Devon Marsh served as a U.S. Navy pilot before a career in banking. His poems and essays have appeared in The Lake, Poydras Review, Black Bough Poetry, Split Rock Review, River Mouth Review, and periodicities: a journal of poetry and poetics. Devon lives in the North Carolina piedmont. He’s searching for a good home for his full-length collection.
Driftwood – Olympic Peninsula
Children throw driftwood into the sea,
rebuking the wood’s audacity.
Limbs and trunks lie ashore, bonelike
rather than a severed part of forest. Yet
the skeleton-white logs pay homage
to shadow-black forms. Trees above wave-carved
cliffs oversee the beach. Tall firs look ahead.
The firs turn from the ocean, put breath
into the sky. They look back and think
again. Children cast pieces of trees
to withdraw with the tide and feign they won’t
return when we’re gone. Tall firs regard the sea.
They look back and think of me, know
I am of the forest even as rhythmic waves
pound within my veins. How many
will pulse the shore where I stand
rooted to a spot on the sand? I take evergreen
breath from the sky, look back, breathe again.

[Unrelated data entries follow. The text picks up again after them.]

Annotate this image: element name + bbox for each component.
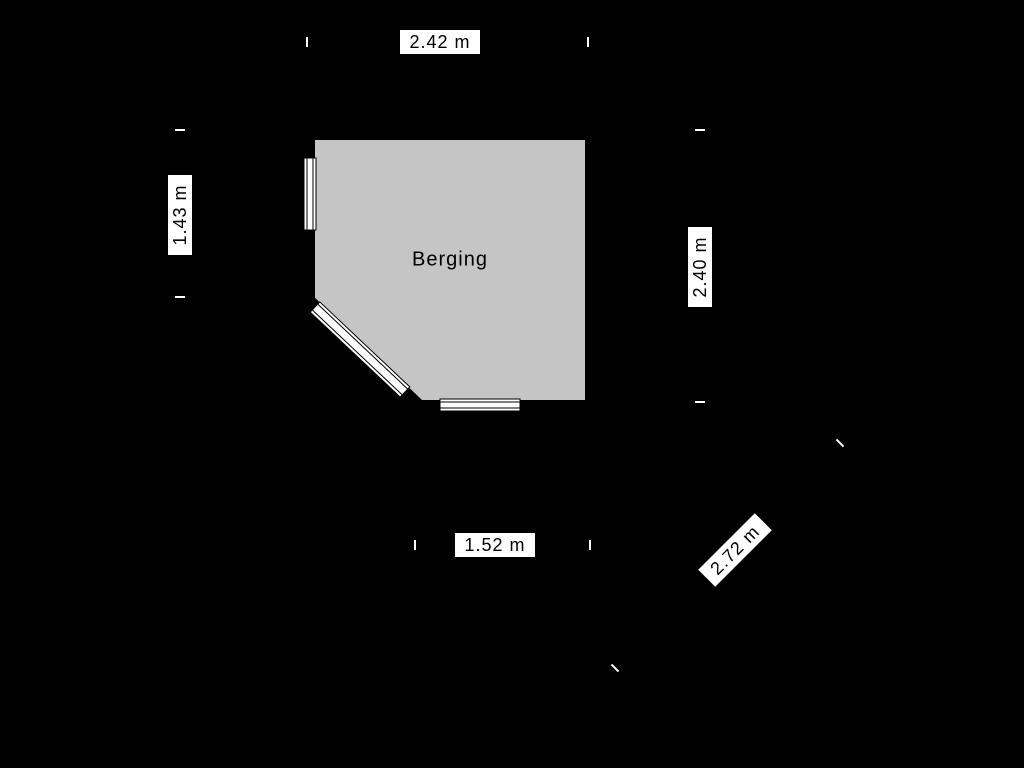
dimension-label-1: 1.43 m xyxy=(170,184,190,245)
dimension-label-0: 2.42 m xyxy=(409,32,470,52)
room-label: Berging xyxy=(412,248,488,270)
window-1 xyxy=(440,399,520,411)
dimension-label-3: 1.52 m xyxy=(464,535,525,555)
dimension-label-2: 2.40 m xyxy=(690,236,710,297)
window-0 xyxy=(304,158,316,230)
floorplan-svg: Berging2.42 m1.43 m2.40 m1.52 m2.72 m xyxy=(0,0,1024,768)
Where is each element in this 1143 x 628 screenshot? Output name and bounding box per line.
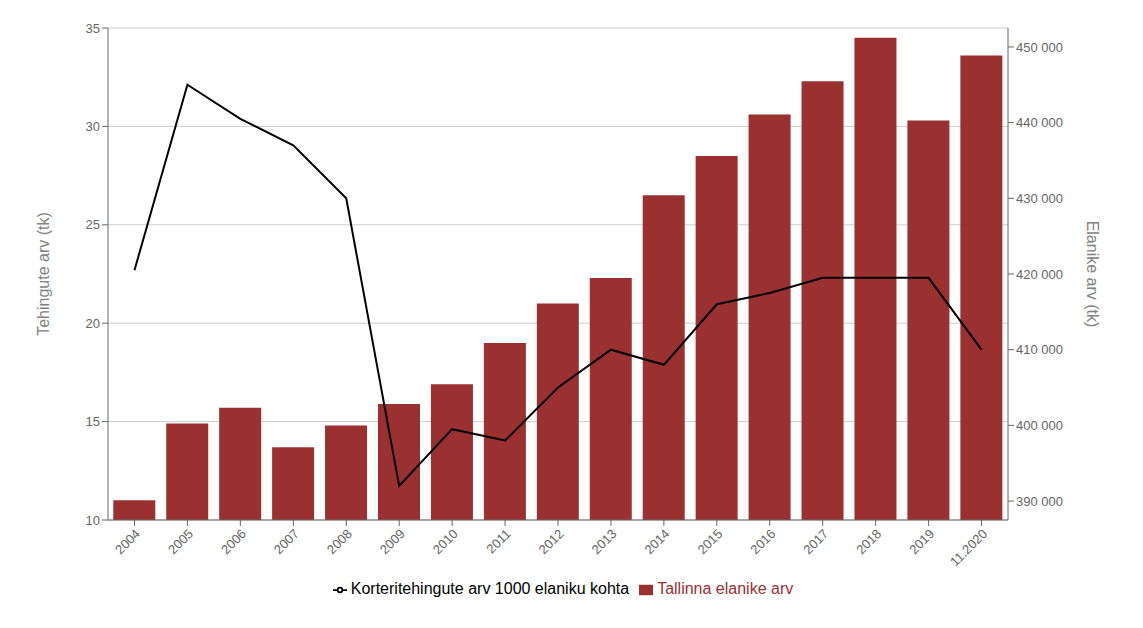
svg-text:2007: 2007	[271, 526, 302, 557]
svg-text:Elanike arv (tk): Elanike arv (tk)	[1084, 221, 1101, 328]
svg-text:10: 10	[86, 513, 100, 528]
svg-text:430 000: 430 000	[1016, 191, 1063, 206]
svg-text:11.2020: 11.2020	[947, 526, 990, 569]
svg-text:20: 20	[86, 316, 100, 331]
svg-text:30: 30	[86, 119, 100, 134]
svg-text:400 000: 400 000	[1016, 418, 1063, 433]
svg-text:25: 25	[86, 217, 100, 232]
svg-text:410 000: 410 000	[1016, 342, 1063, 357]
svg-text:2019: 2019	[906, 526, 937, 557]
html-text:Korteritehingute arv 1000 elan: Korteritehingute arv 1000 elaniku kohta	[350, 580, 630, 597]
svg-text:2016: 2016	[747, 526, 778, 557]
svg-text:2014: 2014	[641, 526, 672, 557]
svg-text:15: 15	[86, 414, 100, 429]
svg-text:2012: 2012	[536, 526, 567, 557]
svg-text:2008: 2008	[324, 526, 355, 557]
svg-text:Tehingute arv (tk): Tehingute arv (tk)	[35, 212, 52, 336]
svg-text:2013: 2013	[589, 526, 620, 557]
svg-text:35: 35	[86, 21, 100, 36]
svg-text:2010: 2010	[430, 526, 461, 557]
svg-text:2011: 2011	[483, 526, 513, 556]
svg-text:2004: 2004	[112, 526, 143, 557]
svg-text:2018: 2018	[853, 526, 884, 557]
svg-text:2005: 2005	[165, 526, 196, 557]
svg-text:420 000: 420 000	[1016, 267, 1063, 282]
svg-text:2015: 2015	[694, 526, 725, 557]
svg-text:2009: 2009	[377, 526, 408, 557]
svg-text:450 000: 450 000	[1016, 40, 1063, 55]
svg-text:2017: 2017	[800, 526, 831, 557]
svg-text:2006: 2006	[218, 526, 249, 557]
svg-text:440 000: 440 000	[1016, 115, 1063, 130]
svg-text:390 000: 390 000	[1016, 494, 1063, 509]
html-text:Tallinna elanike arv: Tallinna elanike arv	[657, 580, 794, 597]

I watch my heirs, relish their audacity.
My children throw driftwood into the sea.
Last night’s rain bowed the stream. Water cranes to peek
above the rim, see beyond the channel of its world.
On green hillsides, scattered orange firs resemble
derelict sculpture, ignored rather than poisoned,
like a forest erected when we built bridges that threaten
to collapse from negligence. How could we fail
to maintain our means of traverse? I would find
another way to you, swim a raging torrent, tasting
with each dip of my face the rusted tang of failure.
Distracted by thoughts of a crossing I won’t make,
it’s a verdant tree, lovely with life I curse when
I misjudge my cast. This is my own fault, no one else
to blame for a hook sunk to its barb in this summer’s
terminal growth. Wade ashore, cut the leader, leave
the mayfly perched above the current. Its name
—Ephemeroptera—gives a nod to its day in the sun.
Tie on line, knot nymph to tippet, eye the yellow
slice of sky backed by faience, by cobalt.
I wade in, cast again, try not to squander light.
Around me, trees agree on a color for night.
On the porch, close to 10:00 pm. Enjoying
red wine, lingering rain, thunder moving off,
songs of at least three types of frog.
Lightning flashes at greater and greater
intervals, building tolerance for a gap
that will carry to the next storm.
This is when I replay our conversation
wonder why you wondered
what I meant. And also wonder if
I should remark to you, inside, about
the storm as it subsides. Something obvious,
a point of sure agreement. The darkness
rather than what’s in it. With no flashes
I see the sheen of the screen. Pixeled black
covers the yard, drowns the pond,
obscures field and forest and sky. Night
tries to mist onto the porch like rain, pool
with shadows. The candle keeps it at bay.
I’m on the bright side listening to frogs,
replayed conversation, and receding thunder
until it’s time to blow out the flame.